Ici, il ne faut ni penser, ni dire ce qu’on pense. Quiconque a des idées est un écervelé : mais s’il les exprime, c’est un scélérat.

J’accepte d’être un scélérat, ne pouvant me résoudre à être un honnête homme en laissant faire le mal.

Toute vérité n’est pas bonne à dire. C’est là une maxime de poltrons. Dès qu’une chose est vraie, elle est bonne à dire, et doit être dite. C’est l’avantage qu’elle a sur le mensonge qui n’est jamais bon à dire, même pour la plus grande gloire de Dieu.

Le clergé n’a pas demandé la suppression de la Lanterne, comme l’a prétendu un journal de Québec. Le clergé ne demande rien en Canada. Quand il veut quelque chose, il l’ordonne.

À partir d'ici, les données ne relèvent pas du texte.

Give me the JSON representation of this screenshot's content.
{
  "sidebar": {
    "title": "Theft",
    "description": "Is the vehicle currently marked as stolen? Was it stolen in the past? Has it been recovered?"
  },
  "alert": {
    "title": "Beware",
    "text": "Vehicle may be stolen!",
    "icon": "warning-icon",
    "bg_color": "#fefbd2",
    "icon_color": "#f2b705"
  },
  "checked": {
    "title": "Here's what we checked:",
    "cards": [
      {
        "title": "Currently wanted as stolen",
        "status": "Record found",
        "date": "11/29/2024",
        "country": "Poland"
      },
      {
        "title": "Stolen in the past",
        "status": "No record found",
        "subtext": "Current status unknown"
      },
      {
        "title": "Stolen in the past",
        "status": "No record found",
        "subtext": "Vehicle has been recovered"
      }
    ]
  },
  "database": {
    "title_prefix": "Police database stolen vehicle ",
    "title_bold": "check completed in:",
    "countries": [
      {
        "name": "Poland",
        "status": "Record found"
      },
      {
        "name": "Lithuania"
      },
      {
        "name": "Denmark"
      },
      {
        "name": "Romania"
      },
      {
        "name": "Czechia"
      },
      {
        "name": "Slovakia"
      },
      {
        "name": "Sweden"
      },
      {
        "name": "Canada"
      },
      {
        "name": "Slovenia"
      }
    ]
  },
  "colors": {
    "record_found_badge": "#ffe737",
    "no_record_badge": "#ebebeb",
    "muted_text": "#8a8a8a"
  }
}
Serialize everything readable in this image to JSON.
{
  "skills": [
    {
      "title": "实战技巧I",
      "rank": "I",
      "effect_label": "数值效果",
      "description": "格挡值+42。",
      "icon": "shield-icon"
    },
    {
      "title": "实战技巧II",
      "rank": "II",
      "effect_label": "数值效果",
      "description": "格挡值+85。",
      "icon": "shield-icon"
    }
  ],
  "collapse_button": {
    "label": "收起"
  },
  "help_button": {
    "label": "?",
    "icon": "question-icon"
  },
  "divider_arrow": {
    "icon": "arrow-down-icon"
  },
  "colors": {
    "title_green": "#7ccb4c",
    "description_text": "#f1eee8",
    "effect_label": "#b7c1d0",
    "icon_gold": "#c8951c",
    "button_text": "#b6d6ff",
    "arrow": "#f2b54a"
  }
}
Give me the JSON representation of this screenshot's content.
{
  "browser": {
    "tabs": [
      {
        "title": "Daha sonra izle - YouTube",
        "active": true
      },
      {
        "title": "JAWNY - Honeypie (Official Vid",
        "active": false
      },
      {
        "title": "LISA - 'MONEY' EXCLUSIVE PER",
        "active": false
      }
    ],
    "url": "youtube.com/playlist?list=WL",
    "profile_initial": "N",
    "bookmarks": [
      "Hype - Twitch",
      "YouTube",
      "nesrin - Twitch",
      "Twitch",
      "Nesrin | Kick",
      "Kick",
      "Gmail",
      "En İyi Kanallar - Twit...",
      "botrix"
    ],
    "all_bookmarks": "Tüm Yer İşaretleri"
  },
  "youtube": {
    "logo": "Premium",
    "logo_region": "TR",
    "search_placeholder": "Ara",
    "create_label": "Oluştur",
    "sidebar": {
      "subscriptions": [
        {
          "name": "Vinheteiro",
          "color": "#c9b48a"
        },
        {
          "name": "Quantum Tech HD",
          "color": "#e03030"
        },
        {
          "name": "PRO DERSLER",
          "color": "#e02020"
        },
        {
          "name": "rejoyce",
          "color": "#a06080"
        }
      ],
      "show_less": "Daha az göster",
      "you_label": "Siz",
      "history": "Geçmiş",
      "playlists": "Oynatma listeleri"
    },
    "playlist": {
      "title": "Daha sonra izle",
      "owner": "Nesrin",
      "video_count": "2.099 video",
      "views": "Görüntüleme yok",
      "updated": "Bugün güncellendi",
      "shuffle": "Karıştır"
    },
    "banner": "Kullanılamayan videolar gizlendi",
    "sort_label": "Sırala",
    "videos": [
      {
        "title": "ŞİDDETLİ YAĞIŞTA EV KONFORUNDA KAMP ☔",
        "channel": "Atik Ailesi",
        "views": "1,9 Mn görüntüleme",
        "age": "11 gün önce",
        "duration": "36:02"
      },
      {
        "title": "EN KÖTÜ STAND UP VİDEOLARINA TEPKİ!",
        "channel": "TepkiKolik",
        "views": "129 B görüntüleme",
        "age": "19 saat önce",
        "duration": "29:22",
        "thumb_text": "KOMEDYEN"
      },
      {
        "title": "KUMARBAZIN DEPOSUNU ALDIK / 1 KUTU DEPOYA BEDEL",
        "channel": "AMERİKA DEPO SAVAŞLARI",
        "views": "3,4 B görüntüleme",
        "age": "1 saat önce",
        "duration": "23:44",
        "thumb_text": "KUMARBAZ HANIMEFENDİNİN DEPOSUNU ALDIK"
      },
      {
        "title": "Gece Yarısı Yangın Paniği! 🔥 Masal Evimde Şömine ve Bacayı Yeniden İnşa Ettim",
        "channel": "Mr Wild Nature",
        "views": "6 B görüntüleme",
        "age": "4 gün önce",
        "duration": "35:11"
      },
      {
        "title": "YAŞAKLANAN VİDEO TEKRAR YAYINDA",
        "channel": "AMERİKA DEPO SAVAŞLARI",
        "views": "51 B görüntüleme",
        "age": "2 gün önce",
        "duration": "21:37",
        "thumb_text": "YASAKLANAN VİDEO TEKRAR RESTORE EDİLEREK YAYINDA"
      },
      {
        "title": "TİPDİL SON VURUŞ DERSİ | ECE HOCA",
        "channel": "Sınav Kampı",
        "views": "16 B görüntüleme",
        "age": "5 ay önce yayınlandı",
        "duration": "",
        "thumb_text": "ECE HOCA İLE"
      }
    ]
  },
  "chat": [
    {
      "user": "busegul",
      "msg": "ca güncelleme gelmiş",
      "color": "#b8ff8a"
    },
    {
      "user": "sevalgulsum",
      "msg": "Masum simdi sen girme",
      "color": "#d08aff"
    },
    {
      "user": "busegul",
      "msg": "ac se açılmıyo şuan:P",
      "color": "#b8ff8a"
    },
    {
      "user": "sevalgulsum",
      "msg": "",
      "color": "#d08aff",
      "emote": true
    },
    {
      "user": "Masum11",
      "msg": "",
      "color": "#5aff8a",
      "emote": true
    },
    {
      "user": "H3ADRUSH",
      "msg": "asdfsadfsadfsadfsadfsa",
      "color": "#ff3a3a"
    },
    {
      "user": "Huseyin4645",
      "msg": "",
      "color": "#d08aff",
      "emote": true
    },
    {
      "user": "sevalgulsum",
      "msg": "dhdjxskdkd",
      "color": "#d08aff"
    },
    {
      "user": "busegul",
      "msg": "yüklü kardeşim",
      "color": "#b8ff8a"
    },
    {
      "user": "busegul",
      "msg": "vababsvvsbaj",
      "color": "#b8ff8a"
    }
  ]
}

Il a commandé à M. Chapleau, libraire de la rue Notre-Dame, de ne plus vendre la Lanterne, mais ne le lui a pas demandé.

Maintenant c’est au tour de M. Perry qui refuse de la vendre.

Voilà les moyens qu’on emploie. Et l’on dira que le clergé est fort en ce pays ! Quoi ! voilà un ordre qui se prétend dépositaire de la vérité absolue, et il n’est pas seulement capable de la défendre, et il a à lui presque toute la presse, il a ses organes attitrés, quotidiens, et pour combattre un pamphlet qui ne parait qu’une fois par semaine, il en est réduit à faire peur aux libraires qui le vendent ! C’est là une puissance !

Si vous étiez réellement forts, craindriez-vous les attaques d’un simple citoyen comme moi, et ne m’auriez-vous pas écrasé déjà par des réfutations indiscutables, puisque vous avez avec vous la vérité ?

Vous avez fait peur aux libraires ; mais vous avez bien plus peur qu’eux, vous, puissance.

J’ai tort ou j’ai raison. Si j’ai tort, montrez-le. Si j’ai raison pourquoi vous opposez-vous à la raison ?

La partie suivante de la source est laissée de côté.